From the very first page of this exceptional book, Carter throws down the gauntlet to conservative Christian interpreters of the Bible: are you interpreting the Bible in an authentically Christian way, or have you unwittingly imbibed the assumptions of unbelieving biblical scholarship? Anyone weaned on the classic interpretive approach of evangelicalism (often called “grammatical-historical” exegesis because it emphasizes the grammar and historical setting of the human author of the text) and anyone who gets skittish when they hear the words “allegory” or “typology” needs to consider the argument of this book.
Carter, a professor of theology at Tyndale University College (Toronto), served for several years as a Baptist pastor. He holds to the 1689 London Baptist Confession (a lightly modified version of our Westminster Confession). Carter’s book emerged from the crisis he faced of trying to preach Christ from all the Scriptures when the grammatical-historical approach forbade him from doing so. Simply put, can we read Old Testament (OT) texts as being about Christ when we often cannot demonstrate that the human author intended to point forward to him?
Carter contends that we not only can but must read the entire OT as pointing forward to Christ. Two presuppositions govern his book.

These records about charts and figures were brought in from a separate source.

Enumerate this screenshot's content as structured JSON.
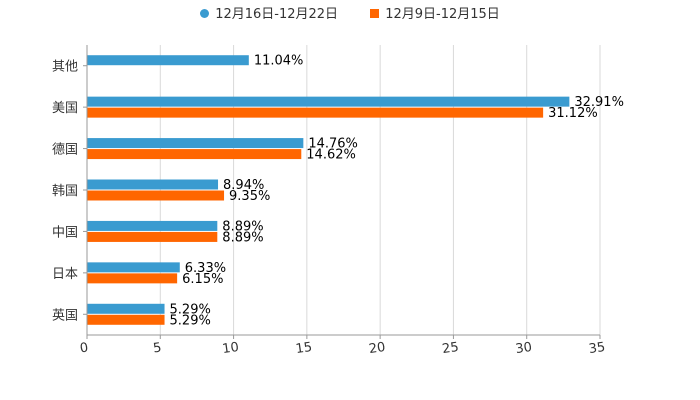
{
  "chart_data": {
    "type": "bar",
    "orientation": "horizontal",
    "categories": [
      "其他",
      "美国",
      "德国",
      "韩国",
      "中国",
      "日本",
      "英国"
    ],
    "series": [
      {
        "name": "12月16日-12月22日",
        "color": "#3a9bd0",
        "marker": "circle",
        "values": [
          11.04,
          32.91,
          14.76,
          8.94,
          8.89,
          6.33,
          5.29
        ],
        "labels": [
          "11.04%",
          "32.91%",
          "14.76%",
          "8.94%",
          "8.89%",
          "6.33%",
          "5.29%"
        ]
      },
      {
        "name": "12月9日-12月15日",
        "color": "#ff6600",
        "marker": "square",
        "values": [
          null,
          31.12,
          14.62,
          9.35,
          8.89,
          6.15,
          5.29
        ],
        "labels": [
          null,
          "31.12%",
          "14.62%",
          "9.35%",
          "8.89%",
          "6.15%",
          "5.29%"
        ]
      }
    ],
    "xlim": [
      0,
      35
    ],
    "xticks": [
      0,
      5,
      10,
      15,
      20,
      25,
      30,
      35
    ],
    "xtick_labels": [
      "0",
      "5",
      "10",
      "15",
      "20",
      "25",
      "30",
      "35"
    ],
    "grid": true,
    "legend_position": "top-center"
  }
}
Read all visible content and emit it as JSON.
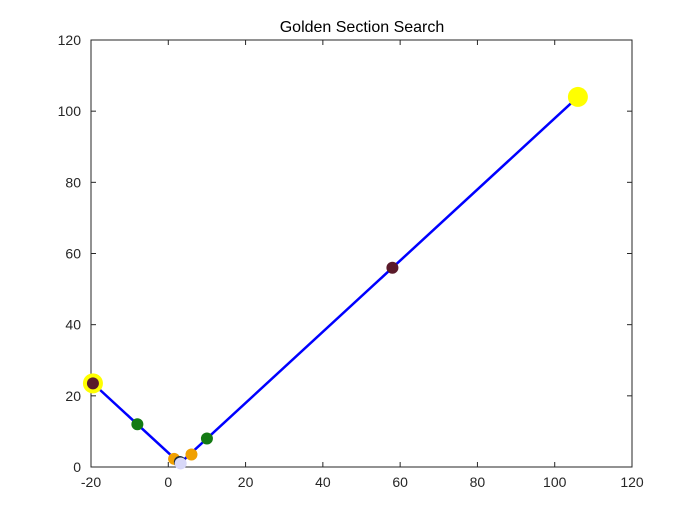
{
  "chart_data": {
    "type": "line",
    "title": "Golden Section Search",
    "xlabel": "",
    "ylabel": "",
    "xlim": [
      -20,
      120
    ],
    "ylim": [
      0,
      120
    ],
    "x_ticks": [
      -20,
      0,
      20,
      40,
      60,
      80,
      100,
      120
    ],
    "y_ticks": [
      0,
      20,
      40,
      60,
      80,
      100,
      120
    ],
    "grid": false,
    "line": {
      "color": "#0000ff",
      "points": [
        {
          "x": -19.5,
          "y": 23.5
        },
        {
          "x": 3.0,
          "y": 1.0
        },
        {
          "x": 106.0,
          "y": 104.0
        }
      ]
    },
    "markers": [
      {
        "x": -19.5,
        "y": 23.5,
        "color": "#ffff00",
        "size": "large"
      },
      {
        "x": 106.0,
        "y": 104.0,
        "color": "#ffff00",
        "size": "large"
      },
      {
        "x": -19.5,
        "y": 23.5,
        "color": "#5a1a2a",
        "size": "medium"
      },
      {
        "x": 58.0,
        "y": 56.0,
        "color": "#5a1a2a",
        "size": "medium"
      },
      {
        "x": -8.0,
        "y": 12.0,
        "color": "#137a13",
        "size": "medium"
      },
      {
        "x": 10.0,
        "y": 8.0,
        "color": "#137a13",
        "size": "medium"
      },
      {
        "x": 1.5,
        "y": 2.3,
        "color": "#f0a000",
        "size": "medium"
      },
      {
        "x": 6.0,
        "y": 3.5,
        "color": "#f0a000",
        "size": "medium"
      },
      {
        "x": 3.0,
        "y": 1.4,
        "color": "#1a2a3a",
        "size": "medium"
      },
      {
        "x": 3.2,
        "y": 1.0,
        "color": "#d8d8f8",
        "size": "medium"
      }
    ]
  }
}
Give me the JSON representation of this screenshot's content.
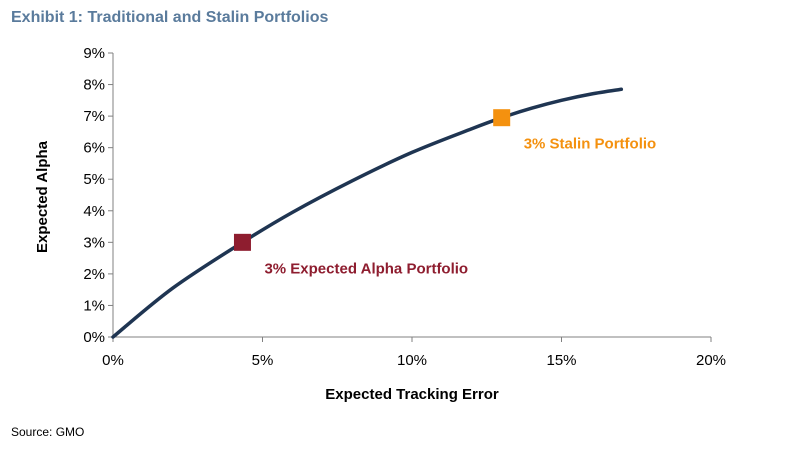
{
  "header": {
    "title": "Exhibit 1: Traditional and Stalin Portfolios"
  },
  "footer": {
    "source": "Source: GMO"
  },
  "chart_data": {
    "type": "line",
    "title": "Exhibit 1: Traditional and Stalin Portfolios",
    "xlabel": "Expected Tracking Error",
    "ylabel": "Expected Alpha",
    "xlim": [
      0,
      20
    ],
    "ylim": [
      0,
      9
    ],
    "x_ticks": [
      "0%",
      "5%",
      "10%",
      "15%",
      "20%"
    ],
    "y_ticks": [
      "0%",
      "1%",
      "2%",
      "3%",
      "4%",
      "5%",
      "6%",
      "7%",
      "8%",
      "9%"
    ],
    "grid": false,
    "legend": "none",
    "series": [
      {
        "color": "#1f3552",
        "x": [
          0,
          2,
          4.33,
          6,
          8,
          10,
          12,
          13,
          14,
          15,
          16,
          17
        ],
        "y": [
          0,
          1.55,
          3.0,
          3.95,
          4.95,
          5.85,
          6.6,
          6.95,
          7.25,
          7.5,
          7.7,
          7.85
        ]
      }
    ],
    "markers": [
      {
        "x": 4.33,
        "y": 3.0,
        "color": "#8e1d2f",
        "label": "3% Expected Alpha Portfolio"
      },
      {
        "x": 13.0,
        "y": 6.95,
        "color": "#f4910f",
        "label": "3% Stalin Portfolio"
      }
    ],
    "colors": {
      "axis": "#808080",
      "text": "#000000"
    }
  }
}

First, a high doctrine of Scripture: at the very outset the interpreter must decide whether to treat Scripture as a divinely inspired book, or as just another ancient text. Carter demonstrates that Scripture views itself as entirely divine, and is both flawless and unified. The second presupposition is what Carter calls “Christian Platonism.” The name may raise eyebrows, but Carter means by it the biblical insistence on spiritual realities like heaven and angels, as well as “the Creator-creature distinction”: the idea that God transcends his creation in every respect, and that even time is a created reality that is contained in God.

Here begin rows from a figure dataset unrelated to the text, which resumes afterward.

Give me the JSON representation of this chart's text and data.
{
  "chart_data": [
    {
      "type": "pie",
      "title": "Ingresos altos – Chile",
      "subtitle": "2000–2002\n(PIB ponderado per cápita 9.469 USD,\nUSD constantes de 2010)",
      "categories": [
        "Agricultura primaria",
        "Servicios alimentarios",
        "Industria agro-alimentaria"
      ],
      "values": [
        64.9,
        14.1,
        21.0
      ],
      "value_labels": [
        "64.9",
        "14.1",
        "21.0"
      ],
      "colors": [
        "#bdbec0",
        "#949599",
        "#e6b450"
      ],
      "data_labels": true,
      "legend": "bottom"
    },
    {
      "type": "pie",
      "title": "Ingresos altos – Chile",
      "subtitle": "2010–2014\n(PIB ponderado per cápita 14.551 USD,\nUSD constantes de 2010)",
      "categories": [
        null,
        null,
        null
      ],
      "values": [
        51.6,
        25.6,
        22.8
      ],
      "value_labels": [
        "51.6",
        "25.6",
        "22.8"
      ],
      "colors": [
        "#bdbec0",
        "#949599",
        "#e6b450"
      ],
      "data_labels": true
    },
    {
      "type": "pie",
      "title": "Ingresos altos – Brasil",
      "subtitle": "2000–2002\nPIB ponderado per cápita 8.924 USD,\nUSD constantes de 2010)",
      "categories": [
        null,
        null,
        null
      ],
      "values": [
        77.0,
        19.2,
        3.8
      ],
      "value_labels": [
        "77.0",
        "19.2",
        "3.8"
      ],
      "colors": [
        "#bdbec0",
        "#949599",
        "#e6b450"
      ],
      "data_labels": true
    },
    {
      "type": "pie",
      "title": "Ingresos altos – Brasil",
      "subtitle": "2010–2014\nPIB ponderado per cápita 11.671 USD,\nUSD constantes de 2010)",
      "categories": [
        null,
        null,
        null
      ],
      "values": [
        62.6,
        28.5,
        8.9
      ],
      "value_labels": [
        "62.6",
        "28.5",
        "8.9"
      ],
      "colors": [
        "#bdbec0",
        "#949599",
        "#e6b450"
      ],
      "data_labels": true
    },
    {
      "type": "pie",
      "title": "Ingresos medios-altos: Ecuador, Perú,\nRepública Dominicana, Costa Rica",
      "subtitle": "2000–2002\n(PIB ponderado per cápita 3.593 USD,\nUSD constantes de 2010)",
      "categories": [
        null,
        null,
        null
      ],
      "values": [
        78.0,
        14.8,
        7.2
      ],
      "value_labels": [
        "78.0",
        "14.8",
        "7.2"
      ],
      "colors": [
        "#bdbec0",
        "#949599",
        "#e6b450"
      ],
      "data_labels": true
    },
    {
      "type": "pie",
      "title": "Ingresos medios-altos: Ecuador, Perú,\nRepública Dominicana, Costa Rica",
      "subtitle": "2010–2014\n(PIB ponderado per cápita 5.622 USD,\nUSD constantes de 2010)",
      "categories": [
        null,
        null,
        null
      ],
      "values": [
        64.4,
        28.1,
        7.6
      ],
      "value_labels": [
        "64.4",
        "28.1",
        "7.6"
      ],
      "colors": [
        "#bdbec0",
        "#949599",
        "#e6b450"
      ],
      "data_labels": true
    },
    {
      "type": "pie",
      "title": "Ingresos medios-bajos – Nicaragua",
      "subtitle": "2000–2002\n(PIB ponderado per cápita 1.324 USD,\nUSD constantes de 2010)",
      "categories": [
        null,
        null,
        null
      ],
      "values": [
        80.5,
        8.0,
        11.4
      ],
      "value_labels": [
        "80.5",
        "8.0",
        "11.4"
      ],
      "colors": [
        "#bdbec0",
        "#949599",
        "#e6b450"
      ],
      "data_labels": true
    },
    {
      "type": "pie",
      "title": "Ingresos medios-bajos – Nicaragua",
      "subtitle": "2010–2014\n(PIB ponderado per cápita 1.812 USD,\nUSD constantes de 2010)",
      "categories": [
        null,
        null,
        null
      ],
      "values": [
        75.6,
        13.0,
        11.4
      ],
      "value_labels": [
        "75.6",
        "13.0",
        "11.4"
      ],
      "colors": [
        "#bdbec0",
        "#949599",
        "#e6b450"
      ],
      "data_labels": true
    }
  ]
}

Carter then surveys some of the great early church interpreters and concludes that they built an interpretive approach squarely on these two presuppositions, and that this approach must be recovered by the present-day church. To Carter’s thinking, the closest contemporary expression of the early church’s exegesis is found in “Vosian biblical theology”—that is, the approach of Geerhardus Vos, where “the Bible is interpreted as a unity centered on Jesus Christ by means of a hermeneutic that sees the most important context of every biblical text to be the canon of Scripture as a whole” (155–156).
The final chapters point to how we can do this Christ-centered exegesis more faithfully, and these are the most exciting in the book. First, an OT text’s meaning includes foreshadowings of Christ that the human author may not have intended, but the Holy Spirit did. Typological connections to Christ are in the text when it is read in light of the whole canon. Christ is the great interpreter of his own Word, not only through his teaching, but also his work. These typological connections might go beyond the literal sense of the text, but they must be “consistent with, and grow out of, the literal sense of the text” (170). This rule safeguards against free associations that have no rooting in the text’s thrust.

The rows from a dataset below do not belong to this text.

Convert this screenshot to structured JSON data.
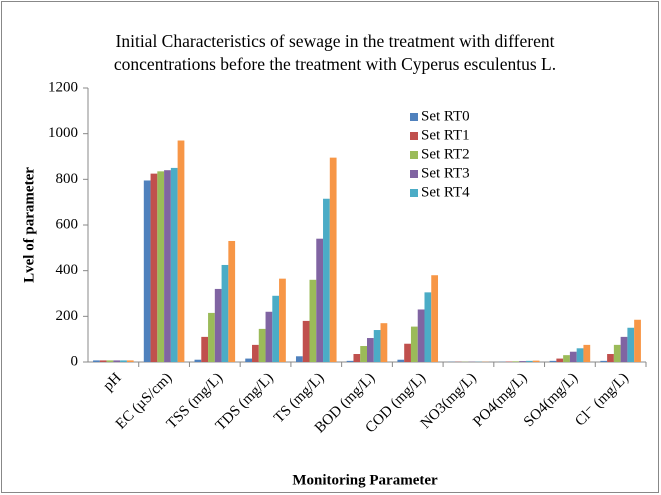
{
  "chart_data": {
    "type": "bar",
    "title": "Initial Characteristics of sewage in the treatment with different concentrations before the treatment with Cyperus esculentus L.",
    "x_label": "Monitoring Parameter",
    "y_label": "Lvel of parameter",
    "categories": [
      "pH",
      "EC (µS/cm)",
      "TSS (mg/L)",
      "TDS (mg/L)",
      "TS (mg/L)",
      "BOD (mg/L)",
      "COD (mg/L)",
      "NO3(mg/L)",
      "PO4(mg/L)",
      "SO4(mg/L)",
      "Cl⁻ (mg/L)"
    ],
    "series": [
      {
        "name": "Set RT0",
        "color": "#4F81BD",
        "values": [
          7,
          795,
          10,
          15,
          25,
          5,
          10,
          1,
          1,
          5,
          5
        ]
      },
      {
        "name": "Set RT1",
        "color": "#C0504D",
        "values": [
          7,
          825,
          110,
          75,
          180,
          35,
          80,
          1,
          2,
          15,
          35
        ]
      },
      {
        "name": "Set RT2",
        "color": "#9BBB59",
        "values": [
          7,
          835,
          215,
          145,
          360,
          70,
          155,
          1,
          3,
          30,
          75
        ]
      },
      {
        "name": "Set RT3",
        "color": "#8064A2",
        "values": [
          7,
          840,
          320,
          220,
          540,
          105,
          230,
          1,
          4,
          45,
          110
        ]
      },
      {
        "name": "Set RT4",
        "color": "#4BACC6",
        "values": [
          7,
          850,
          425,
          290,
          715,
          140,
          305,
          1,
          5,
          60,
          150
        ]
      },
      {
        "color": "#F79646",
        "values": [
          7,
          970,
          530,
          365,
          895,
          170,
          380,
          1,
          6,
          75,
          185
        ]
      }
    ],
    "ylim": [
      0,
      1200
    ],
    "yticks": [
      0,
      200,
      400,
      600,
      800,
      1000,
      1200
    ]
  }
}
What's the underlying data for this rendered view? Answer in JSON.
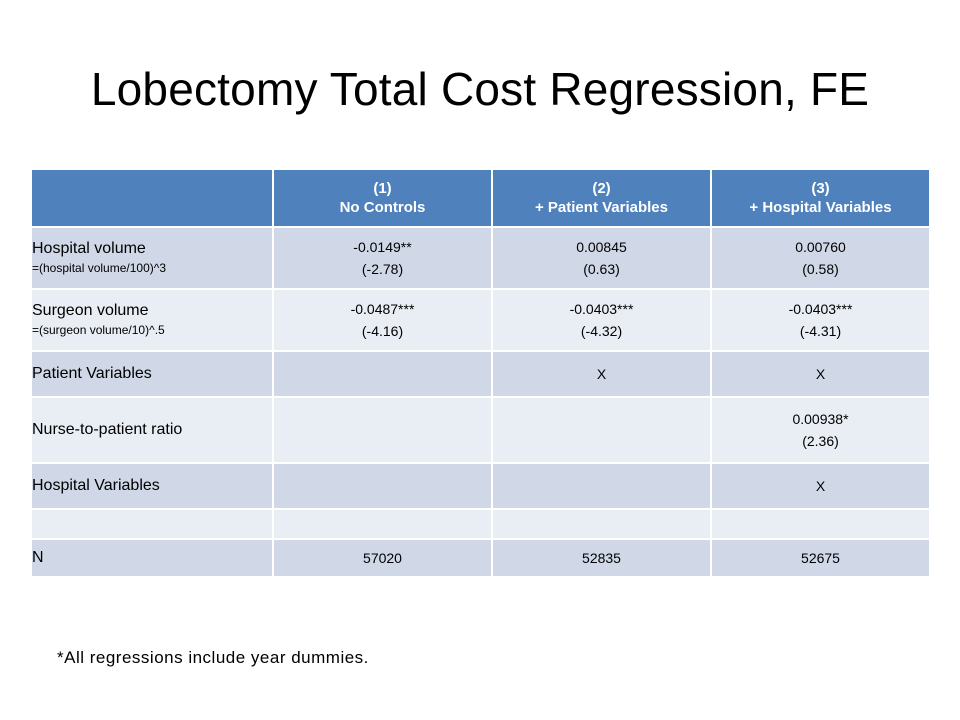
{
  "title": "Lobectomy Total Cost Regression, FE",
  "columns": [
    {
      "num": "(1)",
      "label": "No Controls"
    },
    {
      "num": "(2)",
      "label": "+ Patient Variables"
    },
    {
      "num": "(3)",
      "label": "+ Hospital Variables"
    }
  ],
  "rows": [
    {
      "label": "Hospital volume",
      "sub": "=(hospital volume/100)^3",
      "cells": [
        {
          "coef": "-0.0149**",
          "t": "(-2.78)"
        },
        {
          "coef": "0.00845",
          "t": "(0.63)"
        },
        {
          "coef": "0.00760",
          "t": "(0.58)"
        }
      ]
    },
    {
      "label": "Surgeon volume",
      "sub": "=(surgeon volume/10)^.5",
      "cells": [
        {
          "coef": "-0.0487***",
          "t": "(-4.16)"
        },
        {
          "coef": "-0.0403***",
          "t": "(-4.32)"
        },
        {
          "coef": "-0.0403***",
          "t": "(-4.31)"
        }
      ]
    },
    {
      "label": "Patient Variables",
      "cells": [
        {
          "coef": ""
        },
        {
          "coef": "X"
        },
        {
          "coef": "X"
        }
      ]
    },
    {
      "label": "Nurse-to-patient ratio",
      "cells": [
        {
          "coef": ""
        },
        {
          "coef": ""
        },
        {
          "coef": "0.00938*",
          "t": "(2.36)"
        }
      ]
    },
    {
      "label": "Hospital Variables",
      "cells": [
        {
          "coef": ""
        },
        {
          "coef": ""
        },
        {
          "coef": "X"
        }
      ]
    },
    {
      "label": "",
      "cells": [
        {
          "coef": ""
        },
        {
          "coef": ""
        },
        {
          "coef": ""
        }
      ]
    },
    {
      "label": "N",
      "cells": [
        {
          "coef": "57020"
        },
        {
          "coef": "52835"
        },
        {
          "coef": "52675"
        }
      ]
    }
  ],
  "footnote": "*All regressions include year dummies.",
  "colors": {
    "header_bg": "#4f81bd",
    "row_dark": "#d0d8e8",
    "row_light": "#e9edf4"
  }
}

Carter then introduces “prosopological exegesis,” which focuses on Christ as the living speaker of the OT, a fruitful ancient approach that will be new to many readers.
Ultimately, an interpreter needs Christian virtue: humility, faith, repentance, and a zeal for God.
While Carter’s writing is sometimes unclear (his definitions of “Christian Platonism” and the “literal sense” vary), his book urges a rich, deeply Christian approach to interpretation, which must be recovered.